Mia Perez (11) sits in front of her personalized backdrop as she prepares to log into class. “Since I miss being in school physically, I wanted to bring some of it into my workspace at home,” Perez said.

A year ago, students worried about whether the morning traffic would make them tardy or if they would remember their locker combination. Now, with COVID-19 forcing Shelby County Schools to transition to completely virtual schooling, they worry about whether they are muted or if they will remember to lower their virtual hand.

Although online classes may eliminate some of the difficulties of pre-pandemic school, it presents students with new experiences and challenges and also lacks much of the excitement associated with in-person learning. Probably the most drastic  difference between virtual and in-person is the ability to socialize with classmates.  

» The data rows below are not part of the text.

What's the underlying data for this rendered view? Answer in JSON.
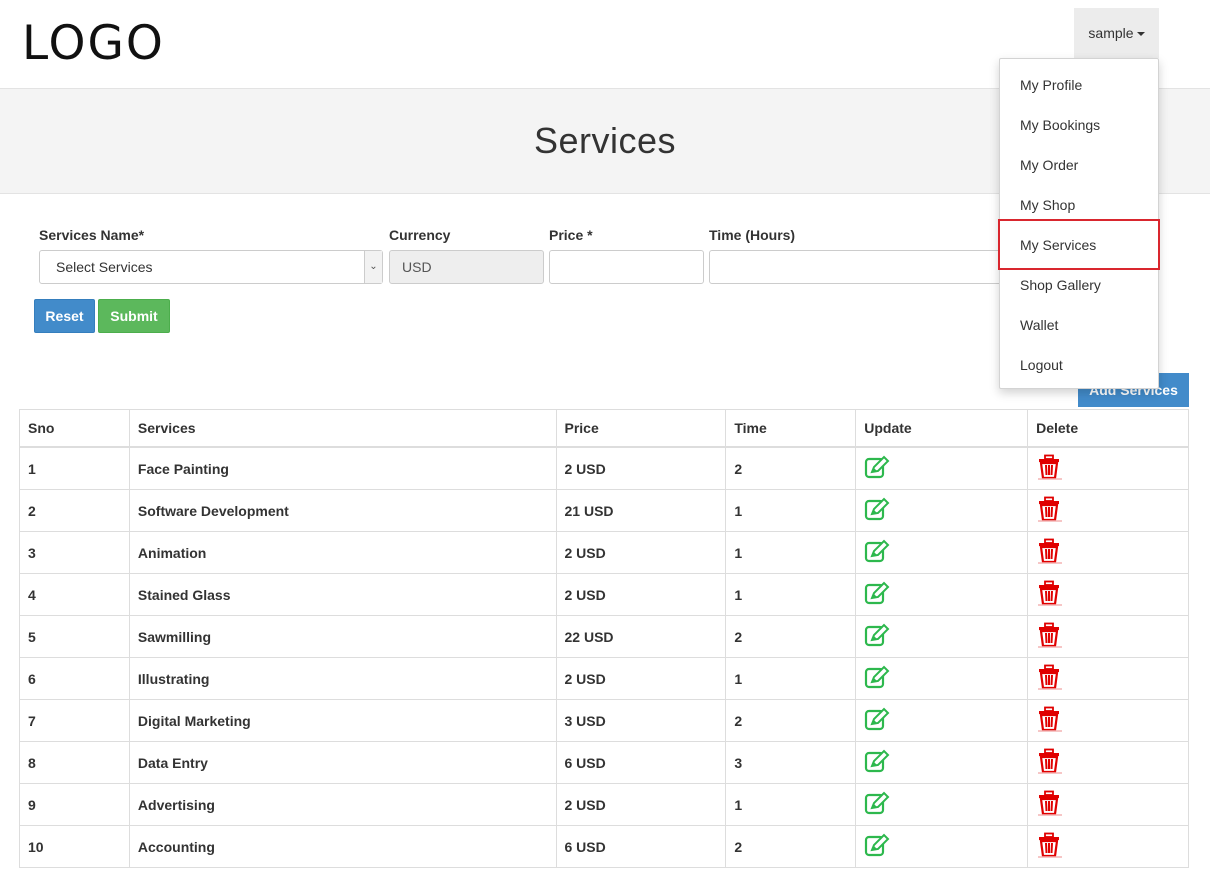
{
  "header": {
    "logo_text": "LOGO",
    "user_menu_label": "sample"
  },
  "page": {
    "title": "Services"
  },
  "form": {
    "service_name_label": "Services Name*",
    "service_select_value": "Select Services",
    "currency_label": "Currency",
    "currency_value": "USD",
    "price_label": "Price *",
    "price_value": "",
    "time_label": "Time (Hours)",
    "time_value": "",
    "reset_label": "Reset",
    "submit_label": "Submit"
  },
  "add_services_label": "Add Services",
  "table": {
    "columns": [
      "Sno",
      "Services",
      "Price",
      "Time",
      "Update",
      "Delete"
    ],
    "rows": [
      {
        "sno": "1",
        "service": "Face Painting",
        "price": "2 USD",
        "time": "2"
      },
      {
        "sno": "2",
        "service": "Software Development",
        "price": "21 USD",
        "time": "1"
      },
      {
        "sno": "3",
        "service": "Animation",
        "price": "2 USD",
        "time": "1"
      },
      {
        "sno": "4",
        "service": "Stained Glass",
        "price": "2 USD",
        "time": "1"
      },
      {
        "sno": "5",
        "service": "Sawmilling",
        "price": "22 USD",
        "time": "2"
      },
      {
        "sno": "6",
        "service": "Illustrating",
        "price": "2 USD",
        "time": "1"
      },
      {
        "sno": "7",
        "service": "Digital Marketing",
        "price": "3 USD",
        "time": "2"
      },
      {
        "sno": "8",
        "service": "Data Entry",
        "price": "6 USD",
        "time": "3"
      },
      {
        "sno": "9",
        "service": "Advertising",
        "price": "2 USD",
        "time": "1"
      },
      {
        "sno": "10",
        "service": "Accounting",
        "price": "6 USD",
        "time": "2"
      }
    ],
    "update_icon": "edit-icon",
    "delete_icon": "trash-icon"
  },
  "dropdown": {
    "items": [
      "My Profile",
      "My Bookings",
      "My Order",
      "My Shop",
      "My Services",
      "Shop Gallery",
      "Wallet",
      "Logout"
    ],
    "highlighted_index": 4
  },
  "colors": {
    "primary": "#428bca",
    "success": "#5cb85c",
    "edit_icon": "#2db84d",
    "delete_icon": "#e00000",
    "highlight_border": "#d9262e"
  }
}
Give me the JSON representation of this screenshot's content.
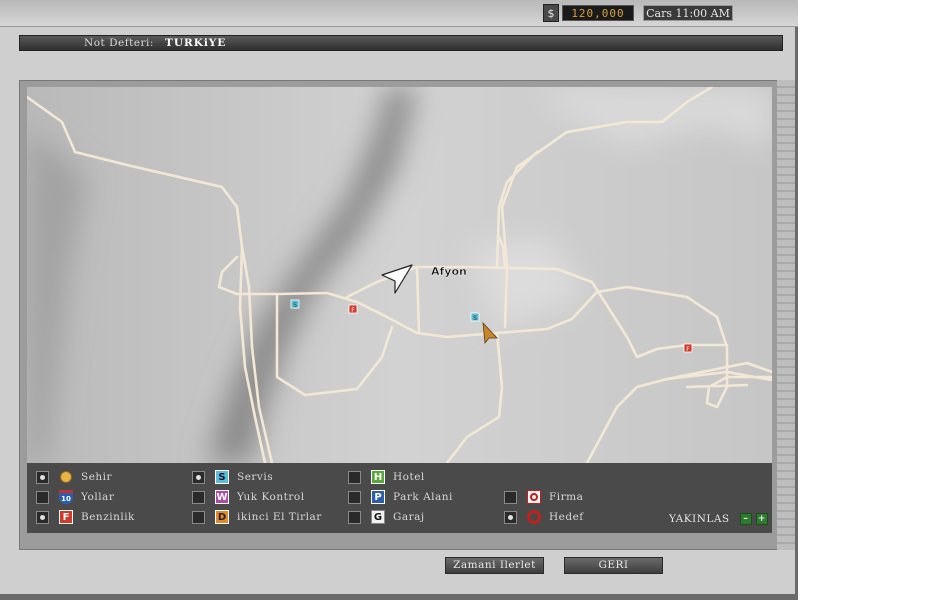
{
  "status_bar": {
    "currency_symbol": "$",
    "money": "120,000",
    "clock": "Cars 11:00 AM"
  },
  "notebook": {
    "label": "Not Defteri:",
    "value": "TURKiYE"
  },
  "map": {
    "city_label": "Afyon"
  },
  "legend": {
    "items": [
      {
        "label": "Sehir",
        "checked": true,
        "icon": "city-dot-icon"
      },
      {
        "label": "Yollar",
        "checked": false,
        "icon": "road-shield-icon",
        "glyph": "10"
      },
      {
        "label": "Benzinlik",
        "checked": true,
        "icon": "fuel-station-icon",
        "glyph": "F"
      },
      {
        "label": "Servis",
        "checked": true,
        "icon": "service-icon",
        "glyph": "S"
      },
      {
        "label": "Yuk Kontrol",
        "checked": false,
        "icon": "weigh-station-icon",
        "glyph": "W"
      },
      {
        "label": "ikinci El Tirlar",
        "checked": false,
        "icon": "used-trucks-icon",
        "glyph": "D"
      },
      {
        "label": "Hotel",
        "checked": false,
        "icon": "hotel-icon",
        "glyph": "H"
      },
      {
        "label": "Park Alani",
        "checked": false,
        "icon": "parking-icon",
        "glyph": "P"
      },
      {
        "label": "Garaj",
        "checked": false,
        "icon": "garage-icon",
        "glyph": "G"
      },
      {
        "label": "Firma",
        "checked": false,
        "icon": "company-icon"
      },
      {
        "label": "Hedef",
        "checked": true,
        "icon": "target-ring-icon"
      }
    ],
    "zoom_label": "YAKINLAS",
    "zoom_out": "–",
    "zoom_in": "+"
  },
  "buttons": {
    "advance_time": "Zamani Ilerlet",
    "back": "GERI"
  },
  "colors": {
    "road": "#f2e8d6",
    "money_text": "#d9a235",
    "fuel": "#d23a2a",
    "service": "#5bbcd6",
    "hotel": "#5aa83a",
    "parking": "#2a5fb0",
    "weigh": "#b04aa8",
    "used": "#e08a2a"
  }
}
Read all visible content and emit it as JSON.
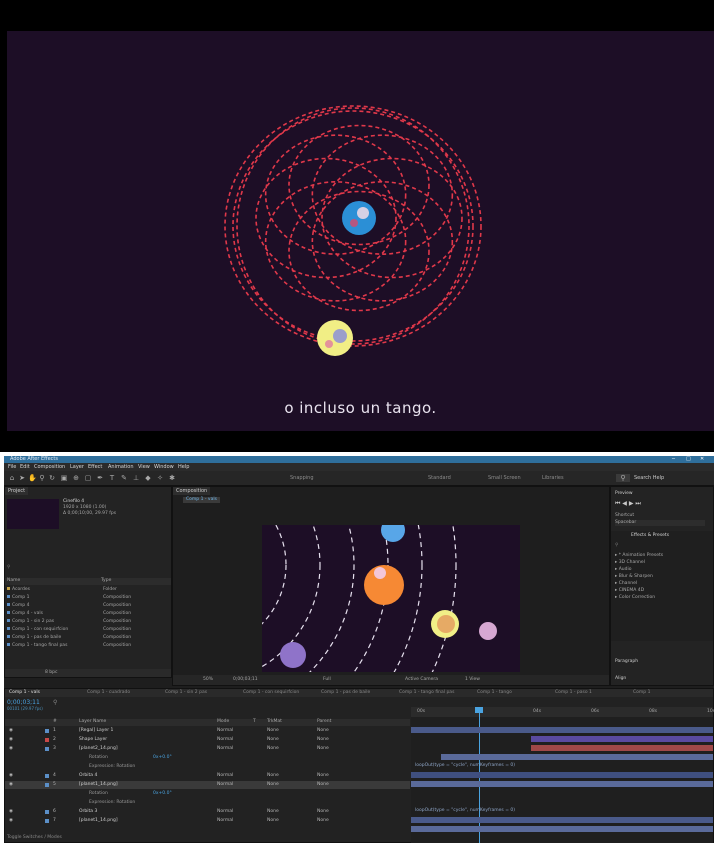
{
  "video": {
    "subtitle": "o incluso un tango."
  },
  "app": {
    "title": "Adobe After Effects",
    "menu": [
      "File",
      "Edit",
      "Composition",
      "Layer",
      "Effect",
      "Animation",
      "View",
      "Window",
      "Help"
    ],
    "toolbar": {
      "snapping": "Snapping",
      "workspaces": [
        "Standard",
        "Small Screen",
        "Libraries"
      ],
      "search": "Search Help"
    }
  },
  "project_panel": {
    "tab": "Project",
    "selected": {
      "name": "Cinefilo 4",
      "info1": "1920 x 1080 (1.00)",
      "info2": "Δ 0;00;10;00, 29.97 fps"
    },
    "columns": [
      "Name",
      "Type"
    ],
    "items": [
      {
        "name": "Acordes",
        "type": "Folder"
      },
      {
        "name": "Comp 1",
        "type": "Composition"
      },
      {
        "name": "Comp 4",
        "type": "Composition"
      },
      {
        "name": "Comp 4 - vals",
        "type": "Composition"
      },
      {
        "name": "Comp 1 - sin 2 pas",
        "type": "Composition"
      },
      {
        "name": "Comp 1 - con sequirfcion",
        "type": "Composition"
      },
      {
        "name": "Comp 1 - pas de baile",
        "type": "Composition"
      },
      {
        "name": "Comp 1 - tango final pas",
        "type": "Composition"
      }
    ],
    "footer": "8 bpc"
  },
  "comp_panel": {
    "tab": "Composition",
    "comp_name": "Comp 1 - vals",
    "footer": {
      "zoom": "50%",
      "time": "0;00;03;11",
      "quality": "Full",
      "camera": "Active Camera",
      "views": "1 View"
    }
  },
  "right_panels": {
    "preview": "Preview",
    "shortcut_label": "Shortcut",
    "shortcut_value": "Spacebar",
    "effects_tab": "Effects & Presets",
    "effects": [
      "* Animation Presets",
      "3D Channel",
      "Audio",
      "Blur & Sharpen",
      "Channel",
      "CINEMA 4D",
      "Color Correction"
    ],
    "paragraph": "Paragraph",
    "align": "Align"
  },
  "timeline": {
    "tabs": [
      "Comp 1 - vals",
      "Comp 1 - cuadrado",
      "Comp 1 - sin 2 pas",
      "Comp 1 - con sequirfcion",
      "Comp 1 - pas de baile",
      "Comp 1 - tango final pas",
      "Comp 1 - tango",
      "Comp 1 - paso 1",
      "Comp 1"
    ],
    "timecode": "0;00;03;11",
    "frame": "00101 (29.97 fps)",
    "headers": [
      "#",
      "Layer Name",
      "Mode",
      "T",
      "TrkMat",
      "Parent"
    ],
    "ruler": [
      "00s",
      "02s",
      "04s",
      "06s",
      "08s",
      "10s"
    ],
    "rows": [
      {
        "num": "1",
        "name": "[Regal] Layer 1",
        "mode": "Normal",
        "trkmat": "None",
        "parent": "None"
      },
      {
        "num": "2",
        "name": "Shape Layer",
        "mode": "Normal",
        "trkmat": "None",
        "parent": "None"
      },
      {
        "num": "3",
        "name": "[planet2_14.png]",
        "mode": "Normal",
        "trkmat": "None",
        "parent": "None"
      },
      {
        "num": "",
        "name": "Rotation",
        "mode": "",
        "trkmat": "",
        "parent": "",
        "value": "0x+0.0°"
      },
      {
        "num": "",
        "name": "Expression: Rotation",
        "mode": "",
        "trkmat": "",
        "parent": ""
      },
      {
        "num": "4",
        "name": "Orbita 4",
        "mode": "Normal",
        "trkmat": "None",
        "parent": "None"
      },
      {
        "num": "5",
        "name": "[planet1_14.png]",
        "mode": "Normal",
        "trkmat": "None",
        "parent": "None"
      },
      {
        "num": "",
        "name": "Rotation",
        "mode": "",
        "trkmat": "",
        "parent": "",
        "value": "0x+0.0°"
      },
      {
        "num": "",
        "name": "Expression: Rotation",
        "mode": "",
        "trkmat": "",
        "parent": ""
      },
      {
        "num": "6",
        "name": "Orbita 3",
        "mode": "Normal",
        "trkmat": "None",
        "parent": "None"
      },
      {
        "num": "7",
        "name": "[planet1_14.png]",
        "mode": "Normal",
        "trkmat": "None",
        "parent": "None"
      }
    ],
    "expression": "loopOut(type = \"cycle\", numKeyframes = 0)",
    "footer": "Toggle Switches / Modes"
  },
  "colors": {
    "video_bg": "#1d0e26",
    "orbit": "#e0384a",
    "accent": "#2f8fcf"
  }
}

“I miss seeing people… You’re not really talking to [friends] unless it’s an activity over [Teams], so it’s not the same sort of interaction that you would normally have in the classroom,” Jonas Kannady (11) said. 

Of course, with thousands of students online every day, technological problems undoubtedly persist. Microsoft Teams occasionally prohibits some, like Waylon Smith (10), from joining class, or unexpectedly crashes during the day. For others, like Perez, the problems can be attributed to a poor WiFi connection since everyone in the house is also using it. 

If students are lucky enough to avoid technological issues, some still experience distractions from their siblings, parents or outside factors. 

“Most of [my siblings] are younger, so they can be very loud sometimes, and also sometimes they just come up to me and start talking during my classes,” Perez said. 

In addition to social interaction and predictability, virtual learning also lacks the usual movement from period to period and keeps students stagnant throughout the day.

“It’s boring because I’m literally at home 24/7,” Ivy Qui (12) said. “It’s like actual quarantine now, as if the pandemic just started.”

While online school may not be the ideal situation, students are making the best of the extraordinary circumstances. With resilience, they continue to improvise, adapt and overcome.

“I still try to make myself a little routine so that I’m not just waking up at 7:50 and hopping on class,” Kannady said. “I can still try and get more of that ‘school feel’ rather than just being at home.” 

Though much can be said about the advantages of normal, face-to-face learning, virtual learning also has its pros. No longer do students worry about losing worksheets or retrieving materials from lockers with new, strictly online assignments. 

“I’m probably more organized here because there’s no movement,” Kannady said. “All of my stuff can sit on my nightstand, so there’s no, ‘Ok, I need to put all this stuff in my backpack for school the next day.’ Everything is either on my desk or right next to it.”

The unprecedented 2020-2021 virtual school year challenges students in many ways. However, students continue to acclimate to their new environment and approach every day with an optimistic outlook.

“The shift was pretty easy for me because I feel like it’s the same thing,” Smith said. “You just have to get used to it, and once you get used to it, it’ll be way easier.”